Libidinalecon•2mo ago
"Google Antigravity" makes it worse though. When I first read that I thought it was going to be some kind of quantum computing hype job.

On the other hand, I was thinking the other day what a shitty band name "The Beatles" are in isolation from the music. If the product is good enough it kind of frames the name and makes a bad name completely work.

anticensor•2mo ago
No, it is named Antigravity because it is meant to push you away from itself.
evanb•2mo ago
I think it's a reference to https://xkcd.com/353/
renegade-otter•2mo ago
People now come up with "cool" names, then the actual products/libraries. This is why I ignore most of them.
rckt•2mo ago
For me this feels irrelevant. These tools are marketed for developers for their day-to-day jobs that involve building products. Devs don't look up information on people or build some complex mathematical things daily. They build things that consist of different parts, which in turn can consist of different contexts and can be a combination of other things as well. It can be a straightforward approach or it can be a legacy codebase that also need to incorporate new features with new stacks. The real test is in the real world scenarios. But every time it's about a narrowly scoped thing, the tests, the marketing. And they try to build an image that the combination of these scoped tasks can somehow bring you the ability to build at large scale. They don't say it, but they implicitly mean it with the way they present all this. Computers can compute, they can detect patterns and do analytics part, they can build assumptions based on the data they have. But they need the data, they need parameters, they need not only an operator, they need the source for the material they base their computations and output on. And somehow all the marketing completely ignores this fact. And this is damaging.
poulpy123•2mo ago
I saw antigravity and physics in the title and I was very confused when it was about a cursor-like IDE
nhatcher•2mo ago
As and old physicist and a computer programmer these days, I am so jealous of the things you can build these days "vibe coding". That someone with moderate knowledge of programming can build these things is fascinating.

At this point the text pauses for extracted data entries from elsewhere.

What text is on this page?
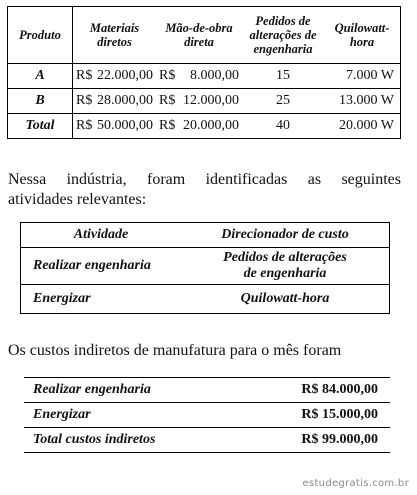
Produto	Materiais diretos	Mão-de-obra direta	Pedidos de alterações de engenharia	Quilowatt-hora
A	R$ 22.000,00	R$ 8.000,00	15	7.000 W
B	R$ 28.000,00	R$ 12.000,00	25	13.000 W
Total	R$ 50.000,00	R$ 20.000,00	40	20.000 W
Nessa indústria, foram identificadas as seguintes
atividades relevantes:
Atividade	Direcionador de custo
Realizar engenharia	Pedidos de alterações
de engenharia

Energizar	Quilowatt-hora

Os custos indiretos de manufatura para o mês foram

Realizar engenharia	R$ 84.000,00
Energizar	R$ 15.000,00
Total custos indiretos	R$ 99.000,00
estudegratis.com.br
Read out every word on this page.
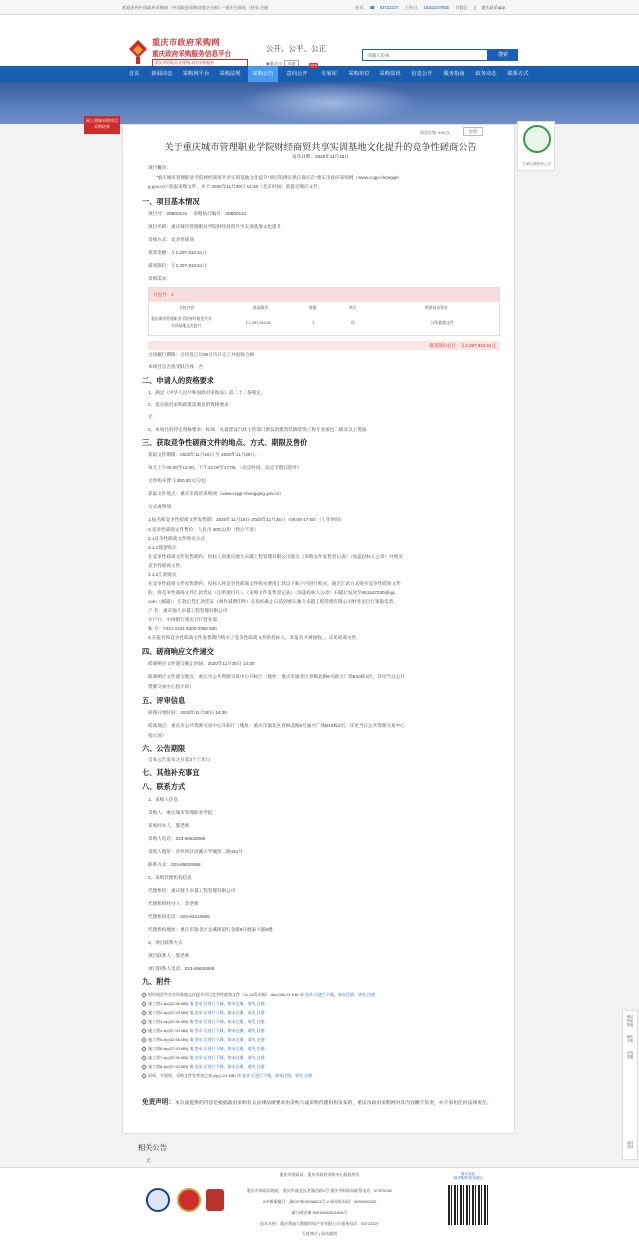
欢迎来到中国政府采购网（中国政府采购网重庆分网）--重庆分网站（登录 注册	首页 ☎ 63722227 工作日 18163107655 节假日 ▯ 重庆政采app
重庆市政府采购网
重庆政府采购服务信息平台
重庆市财政局 国家级 政府采购服务
公开、公平、公正
◉重庆市 市辖
请输入检索	搜索
首页	新闻动态	采购网平台	采购法规	采购公告	意向公开
NEW
专家库	采购单位	采购资讯	信息公开	服务指南	政务动态	联系方式
网上商城采购项目
采购结果
扫码订阅所有公告
阅读次数: 458 次	打印
关于重庆城市管理职业学院财经商贸共享实训基地文化提升的竞争性磋商公告
发布日期：2020年11月18日
项目概况：
“重庆城市管理职业学院财经商贸共享实训基地文化提升”项目的潜在供应商应在“重庆市政府采购网（www.ccgp-chongqin
g.gov.cn）”获取采购文件，并于 2020年11月30日 14:30（北京时间）前提交响应文件。
一、项目基本情况
项目号：20B00141　 采购执行编号：20B00141
项目名称：重庆城市管理职业学院财经商贸共享实训基地文化提升
采购方式：竞争性磋商
预算金额：￥2,297,910.51元
最高限价：￥2,297,910.51元
采购需求：
分包号：1
分包内容	最高限价	数量	单位	简要技术要求
重庆城市管理职业学院财经商贸共享
实训基地文化提升
￥2,297,910.51	1	项	详见磋商文件
最高限价总计：￥2,297,910.51元
合同履行期限：合同签订后90日历日完工并验收合格
本项目是否接受联合体：否
二、申请人的资格要求
1、满足《中华人民共和国政府采购法》第二十二条规定。
2、落实政府采购政策需满足的资格要求：
无
3、本项目的特定资格要求：标项一具备建设行政主管部门颁发的建筑装修装饰工程专业承包二级及以上资质
三、获取竞争性磋商文件的地点、方式、期限及售价
获取文件期限：2020年11月18日 至 2020年11月25日。
每天上午00:00至12:00，下午12:00至17:00。（北京时间，法定节假日除外）
文件购买费:￥300.00元/分包
获取文件地点：重庆市政府采购网（www.ccgp-chongqing.gov.cn）
方式或事项：
1.报名和竞争性磋商文件发售期：2020年11月18日-2020年11月25日（09:00-17:00）（工作时间）
2.竞争性磋商文件售价：人民币 300元/份（售后不退）
2.1竞争性磋商文件购买方式
2.1.1现金购买
在竞争性磋商文件发售期内，投标人到重庆驰久卓越工程管理有限公司递交《采购文件发售登记表》（加盖投标人公章）并购买
竞争性磋商文件。
2.1.2汇款购买
在竞争性磋商文件发售期内，投标人将竞争性磋商文件购买费用汇款以下账户内进行购买。通过汇款方式购买竞争性磋商文件
的，将竞争性磋商文件汇款凭证（注明项目号）、《采购文件发售登记表》（加盖投标人公章）扫描后发送至651547030@qq.
com（邮箱）。汇款后凭汇款凭证（须作减费印件）在投标截止日前到重庆驰久卓越工程管理有限公司财务室自行领取发票。
户 名：重庆驰久卓越工程管理有限公司
开户行：中国银行重庆分行营业部
账 号：7421 0101 8200 0356 800
3.在报名和竞争性磋商文件发售期内购买了竞争性磋商文件的投标人，其报名才被接收，。详见磋商文件。
四、磋商响应文件递交
磋商响应文件递交截止时间：2020年11月30日 14:30
磋商响应文件递交地点：重庆市公共资源交易中心开标厅（地址：重庆市渝北区青枫北路6号渝兴广场B10栋2层，详见当日公共
资源交易中心指示屏）
五、评审信息
磋商开始时间：2020年11月30日 14:30
磋商地点：重庆市公共资源交易中心开标厅（地址：重庆市渝北区青枫北路6号渝兴广场B10栋2层，详见当日公共资源交易中心
指示屏）
六、公告期限
自本公告发布之日起3个工作日
七、其他补充事宜
八、联系方式
1、采购人信息
采购人：重庆城市管理职业学院
采购经办人：黎老师
采购人电话：023-65626068
采购人地址：沙坪坝区虎溪大学城西二路151号
联系方式：023-65626068
2、采购代理机构信息
代理机构：重庆驰久卓越工程管理有限公司
代理机构经办人：余老师
代理机构电话：023-63210565
代理机构地址：重庆市渝北区龙溪街道红金街9号德泰大厦6楼
3、项目联系方式
项目联系人：黎老师
项目联系人电话：023-65626068
九、附件
财经商贸共享实训基地文化提升项目竞争性磋商文件（11.18发布稿）.doc(354.51 KB) 请 登录 后进行下载，如未注册，请先 注册
施工图1.zip(32.56 MB) 请 登录 后进行下载，如未注册，请先 注册
施工图2.zip(37.53 MB) 请 登录 后进行下载，如未注册，请先 注册
施工图3.zip(32.56 MB) 请 登录 后进行下载，如未注册，请先 注册
施工图4.zip(37.53 MB) 请 登录 后进行下载，如未注册，请先 注册
施工图5.zip(32.56 MB) 请 登录 后进行下载，如未注册，请先 注册
施工图6.zip(37.53 MB) 请 登录 后进行下载，如未注册，请先 注册
施工图7.zip(32.56 MB) 请 登录 后进行下载，如未注册，请先 注册
施工图8.zip(37.53 MB) 请 登录 后进行下载，如未注册，请先 注册
清单、平面图、采购文件发售登记表.zip(2.24 MB) 请 登录 后进行下载，如未注册，请先 注册
免责声明：本页面提供的内容是根据政府采购有关法律法规要求由采购人或采购代理机构发布的，重庆市政府采购网对其内容概不负责，亦不承担任何法律责任。
相关公告
无
网站
帮助
指南
操作
手册
在线
客服
返回
顶部
重庆市财政局、重庆市政府采购中心版权所有
重庆市财政局地址：重庆市渝北区洪湖西路1号 重庆市财政局联系电话：67575332
ICP备案编号：渝ICP备15008611号-2 网站标识码：5000000100
渝公网安备 50019002501906号
技术支持：重庆墨迪大数据科技产业有限公司 服务电话：63722227
百度统计 | 网站地图
重庆市政
“政采购物”服务窗口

Now, on the physics part, I would like to "see" the phase transition that you have in 2D. I don't know if that is missing from this simulation or if I am not looking at it with the correct eyes.

endymion-light•2mo ago
I really enjoy using the poem Love and Tensor Algebra as a visualisation benchmark for models. There's something about it that requires a sense of abstract processing.

In my eye, GPT models always perform horribly at this, with Claude and Gemini coming in close second/third.